Doch die Regeln heißen nicht, dass automatisch alles gut läuft. Das mussten zum Beispiel Paul Skye Lehrman und Linnea Sage feststellen. Beide sind Schauspieler und Profi-Sprecher und sagen, die KI-Firma Lovo habe ohne Erlaubnis ihre Stimmen geklont und benutzt, ohne dafür zu zahlen: "Wir waren im Auto, haben einen Podcast über KI-Stimmen gehört - und die KI-Stimme, die dafür als Beispiel benutzt wurde, war meine", so Lehrman im Interview mit Fox Business. Stimmen lassen sich besonders authentisch nachbauen, werden immer menschlicher. Beide klagen jetzt gegen Lovo.
Streit um KI-Stimme mit Scarlett Johanssen
Ähnliche Erfahrungen hat auch Schauspielerin Scarlett Johansson gemacht - sie wirft der Firma OpenAI vor, dass ChatGPT eine KI-Stimme nutze, die ihrer extrem ähnlich sei. Sie schaltete ihre Anwälte ein, die Stimme wurde vorerst pausiert. Viele fühlten sich sofort an den Hollywoodfilm "Her" erinnert, in dem Johansson tatsächlich eine KI-Stimme spielt.
Kopiert die Wirklichkeit nun Hollywood, oder sind die Filme ihrer Zeit voraus? Schauspielerin Sage betont: Das Problem betrifft nicht nur die Filmindustrie. "Wenn eine große Firma das mit Scarlett Johansson machen kann, ist es nur logisch, dass kleine Firmen das mit weniger bekannten Menschen machen können - so wie uns.
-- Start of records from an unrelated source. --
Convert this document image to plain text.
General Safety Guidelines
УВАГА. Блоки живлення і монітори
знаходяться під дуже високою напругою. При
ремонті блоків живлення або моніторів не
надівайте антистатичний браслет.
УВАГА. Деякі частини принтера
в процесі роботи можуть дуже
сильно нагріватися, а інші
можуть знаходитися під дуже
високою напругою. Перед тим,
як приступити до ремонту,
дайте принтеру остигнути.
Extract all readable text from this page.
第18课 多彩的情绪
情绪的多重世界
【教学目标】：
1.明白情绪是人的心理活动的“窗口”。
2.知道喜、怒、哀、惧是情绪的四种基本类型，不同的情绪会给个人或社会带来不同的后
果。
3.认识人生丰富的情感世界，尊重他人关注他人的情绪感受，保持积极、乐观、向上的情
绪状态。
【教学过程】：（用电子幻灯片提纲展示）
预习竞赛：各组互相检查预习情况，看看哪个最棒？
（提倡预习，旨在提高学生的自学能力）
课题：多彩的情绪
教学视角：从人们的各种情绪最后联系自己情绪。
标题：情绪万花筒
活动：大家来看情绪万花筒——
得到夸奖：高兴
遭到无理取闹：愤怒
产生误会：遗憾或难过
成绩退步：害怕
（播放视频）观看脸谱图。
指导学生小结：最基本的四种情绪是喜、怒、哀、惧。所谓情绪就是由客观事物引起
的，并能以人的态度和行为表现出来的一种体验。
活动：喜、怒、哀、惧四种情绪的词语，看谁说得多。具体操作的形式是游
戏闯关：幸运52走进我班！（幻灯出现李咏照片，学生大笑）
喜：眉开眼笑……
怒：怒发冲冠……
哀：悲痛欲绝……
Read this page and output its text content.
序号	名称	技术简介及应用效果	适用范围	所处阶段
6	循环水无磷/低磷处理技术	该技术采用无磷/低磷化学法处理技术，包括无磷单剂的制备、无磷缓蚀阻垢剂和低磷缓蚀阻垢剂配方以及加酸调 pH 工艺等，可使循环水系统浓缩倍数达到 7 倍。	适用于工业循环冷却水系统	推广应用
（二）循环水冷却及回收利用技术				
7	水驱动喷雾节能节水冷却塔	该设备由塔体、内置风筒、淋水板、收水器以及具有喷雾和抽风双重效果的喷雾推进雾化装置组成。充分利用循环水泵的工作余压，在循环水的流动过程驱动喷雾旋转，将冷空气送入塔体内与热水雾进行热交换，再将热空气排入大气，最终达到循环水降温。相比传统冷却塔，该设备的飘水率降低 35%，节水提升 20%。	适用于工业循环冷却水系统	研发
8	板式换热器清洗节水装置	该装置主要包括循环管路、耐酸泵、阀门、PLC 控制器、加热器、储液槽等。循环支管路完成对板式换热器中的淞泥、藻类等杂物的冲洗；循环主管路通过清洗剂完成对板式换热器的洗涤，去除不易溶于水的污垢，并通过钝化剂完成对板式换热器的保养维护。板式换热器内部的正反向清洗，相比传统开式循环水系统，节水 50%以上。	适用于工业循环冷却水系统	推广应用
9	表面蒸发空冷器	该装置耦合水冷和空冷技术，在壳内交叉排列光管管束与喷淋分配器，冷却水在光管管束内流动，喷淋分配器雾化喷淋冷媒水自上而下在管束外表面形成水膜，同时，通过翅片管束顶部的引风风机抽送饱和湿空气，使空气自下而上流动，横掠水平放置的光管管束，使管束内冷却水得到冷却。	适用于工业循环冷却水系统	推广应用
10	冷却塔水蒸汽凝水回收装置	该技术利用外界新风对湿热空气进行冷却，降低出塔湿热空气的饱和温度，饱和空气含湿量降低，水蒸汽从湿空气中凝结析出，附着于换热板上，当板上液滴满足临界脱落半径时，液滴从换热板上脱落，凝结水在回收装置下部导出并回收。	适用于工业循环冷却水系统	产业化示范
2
Irgendwann ist es deine Stimme, die deiner Mutter, deiner Freundin", sagt sie.
"Wir wollen einerseits für bessere Gesetze und Schutz werben und auf der anderen Seite aufrütteln und aufklären: Überlegt euch Codewörter, um Freunde und Familie am Telefon zu erkennen. Es klingt dystopisch und weit weg, aber es ist jetzt."